Pourtant, on avance. Le divorce, par exemple, c'était déjà l'introduction de l'égalité dans le couple, c'était pour les femmes, alors que les hommes avaient déjà d'autres moyens de se séparer. Dans une main, il y a le désir d'égalité et de liberté ; dans l'autre, il y a la sexualité et l'érotisme. Ce n'est pas contradictoire, c'est compatible. Et comme l'écrit Stendhal, dans De l’amour, "rien n’empêchera un rossignol de chanter au printemps". Non seulement la domination masculine a de beaux jours devant elle, mais la séduction, l'érotisme et le rapport amoureux aussi.
Le droit évolue vers plus d’égalité entre les femmes et les hommes, l’éducation aussi. Et pourtant, il semble que cela ne soit pas suffisant...
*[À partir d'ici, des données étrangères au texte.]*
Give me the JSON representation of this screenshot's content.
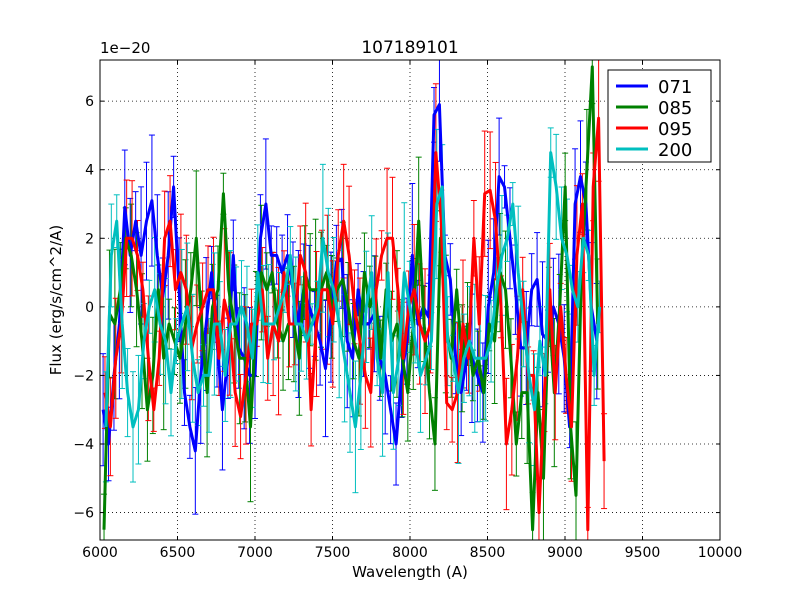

Ce n'est pas suffisant et c'est bien ce qui est en train de se passer. On est à la fin d’un cycle de droits. Il reste des droits à conquérir, bien entendu, mais on est à la fin d'un cycle, en arrivant jusqu'à la famille, qui était le dernier lieu où il était difficile de faire entrer le droit. Mais le formel ne fait pas le réel, les lois ne changent pas le quotidien. Elles l'aident, mais ne le changent pas. Aujourd'hui c’est la question du corps des femmes qui est au cœur des débats, qui est politique. Et c'est tout l'imaginaire collectif autour du corps des femmes qu'il faut changer. Pour cela, il va falloir être inventif.